Cold Stress on Dairy Animals

European cattle tend to be tolerant to cold but in our India there is problem for the dairy animals to tolerate cold stress. There is reduction in milk yield and in severe cold causes death. It is the reason why the impact of cold stress on nutrient utilization and animal performance has received less research attention.

Dairy animals are housed in the sheds that minimize the impact of environmental temperature fluctuations on the animals. During the last decade uninsulated loose housing cowsheds for dairy cattle have become common also in northern countries. The temperature in the animal's rooms is only a few degrees higher than the temperature outside the cowshed. This trend in dairy cattle keeping increases the importance of cold stress investigations.

The effects of cold stress on metabolic and physiological adaptations of dairy animals

These are the following systemic reactions take place in animals suffering from cold stress:

  • Increased dry matter intake
  • Increased rumination
  • Increased gastrointestinal tract motility
  • Increased rate of passage of feed and liquid in the rumen and digestive tract
  • Increased basal metabolic rate and maintenance energy requirements
  • Increased oxygen consumption
  • Increased cardiac output
  • Increased adrenalin, cortisol and growth hormone levels
  • Increased lipolysis, glyconeogenesis, glycogenolysis
  • Increased hepatic glycose output
  • Decreased rumen volume
  • Decreased dry matter digestibility
  • Decreased insulin response to a glucose infusion
  • Decreased temperature of skin, ears, legs

There are a number of factors that alter the effects of cold temperatures on animals: wind, hair depth, hair coat conditions etc. It is important to emphasize the value of a clean, dry hair coat and clean dry environment with minimal wind for animals exposed to low temperatures. For the dairy animals cold should be considered as a local problem.

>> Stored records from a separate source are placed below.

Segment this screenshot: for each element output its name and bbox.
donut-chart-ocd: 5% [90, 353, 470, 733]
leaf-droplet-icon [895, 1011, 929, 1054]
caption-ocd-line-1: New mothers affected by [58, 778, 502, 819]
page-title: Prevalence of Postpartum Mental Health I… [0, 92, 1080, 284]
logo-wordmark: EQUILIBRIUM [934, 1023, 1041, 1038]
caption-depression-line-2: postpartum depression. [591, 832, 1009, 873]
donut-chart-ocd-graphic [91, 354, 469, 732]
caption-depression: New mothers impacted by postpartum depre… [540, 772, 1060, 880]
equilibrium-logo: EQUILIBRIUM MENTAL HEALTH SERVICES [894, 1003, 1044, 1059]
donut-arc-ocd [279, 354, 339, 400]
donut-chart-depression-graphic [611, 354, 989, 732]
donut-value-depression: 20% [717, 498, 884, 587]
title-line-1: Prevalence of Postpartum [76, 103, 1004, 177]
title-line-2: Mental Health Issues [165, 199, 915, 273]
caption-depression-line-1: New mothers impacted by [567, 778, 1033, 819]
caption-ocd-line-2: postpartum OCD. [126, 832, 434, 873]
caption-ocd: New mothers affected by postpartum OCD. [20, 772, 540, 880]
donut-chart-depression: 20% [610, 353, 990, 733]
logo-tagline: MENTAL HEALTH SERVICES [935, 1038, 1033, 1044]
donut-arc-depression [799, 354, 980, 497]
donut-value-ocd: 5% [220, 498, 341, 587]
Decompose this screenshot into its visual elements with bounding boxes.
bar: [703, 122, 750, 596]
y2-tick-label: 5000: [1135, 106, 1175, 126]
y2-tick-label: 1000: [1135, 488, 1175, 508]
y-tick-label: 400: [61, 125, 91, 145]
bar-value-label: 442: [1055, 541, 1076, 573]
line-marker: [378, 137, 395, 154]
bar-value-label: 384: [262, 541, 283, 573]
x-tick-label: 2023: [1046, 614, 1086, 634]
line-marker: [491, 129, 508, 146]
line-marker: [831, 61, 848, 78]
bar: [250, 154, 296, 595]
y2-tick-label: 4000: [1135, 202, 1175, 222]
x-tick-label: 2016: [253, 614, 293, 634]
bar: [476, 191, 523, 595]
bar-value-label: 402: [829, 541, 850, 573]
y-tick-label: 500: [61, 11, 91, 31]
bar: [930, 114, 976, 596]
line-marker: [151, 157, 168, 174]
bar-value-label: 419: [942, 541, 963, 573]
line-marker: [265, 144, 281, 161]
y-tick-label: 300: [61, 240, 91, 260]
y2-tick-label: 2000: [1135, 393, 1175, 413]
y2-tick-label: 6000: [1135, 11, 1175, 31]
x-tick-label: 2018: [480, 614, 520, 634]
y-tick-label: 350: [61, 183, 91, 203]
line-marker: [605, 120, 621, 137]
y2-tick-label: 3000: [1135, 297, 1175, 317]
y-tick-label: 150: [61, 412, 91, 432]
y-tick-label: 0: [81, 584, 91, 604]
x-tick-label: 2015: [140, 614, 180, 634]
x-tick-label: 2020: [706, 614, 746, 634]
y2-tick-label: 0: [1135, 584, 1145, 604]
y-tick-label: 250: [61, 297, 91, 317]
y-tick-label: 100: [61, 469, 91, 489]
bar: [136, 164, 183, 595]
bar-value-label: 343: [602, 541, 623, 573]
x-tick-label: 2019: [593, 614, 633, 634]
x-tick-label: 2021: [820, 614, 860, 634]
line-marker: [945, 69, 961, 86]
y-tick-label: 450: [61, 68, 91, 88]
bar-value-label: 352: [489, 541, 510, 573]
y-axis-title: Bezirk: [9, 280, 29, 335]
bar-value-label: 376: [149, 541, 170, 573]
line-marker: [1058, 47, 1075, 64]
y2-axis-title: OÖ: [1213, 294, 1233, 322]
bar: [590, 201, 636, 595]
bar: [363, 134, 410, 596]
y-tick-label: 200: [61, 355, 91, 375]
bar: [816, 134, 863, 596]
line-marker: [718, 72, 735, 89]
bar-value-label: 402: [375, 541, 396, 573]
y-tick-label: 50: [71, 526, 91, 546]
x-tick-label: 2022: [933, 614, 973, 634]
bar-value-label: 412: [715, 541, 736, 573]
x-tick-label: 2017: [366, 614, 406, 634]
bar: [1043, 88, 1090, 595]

Steps to reduce cold stress:

  • Make sure the waterers or water tanks are not frozen
  • Cold increases need of more feeds for animals. Hay provides more heat during digestion than concentrate feeds.
  • Do not close eave inlets. This will restrict the ventilation rate and create wet, damp conditions.
  • Prevent draught. Animals need dry, draught-free resting area.
  •  Use ample amount of good, dry bedding

Having dry teats when the dairy animal leaves the parlor is important. One way to lessen the risk is to dip the teats, allow the dip of about 30 seconds and then blot dry using a paper towel.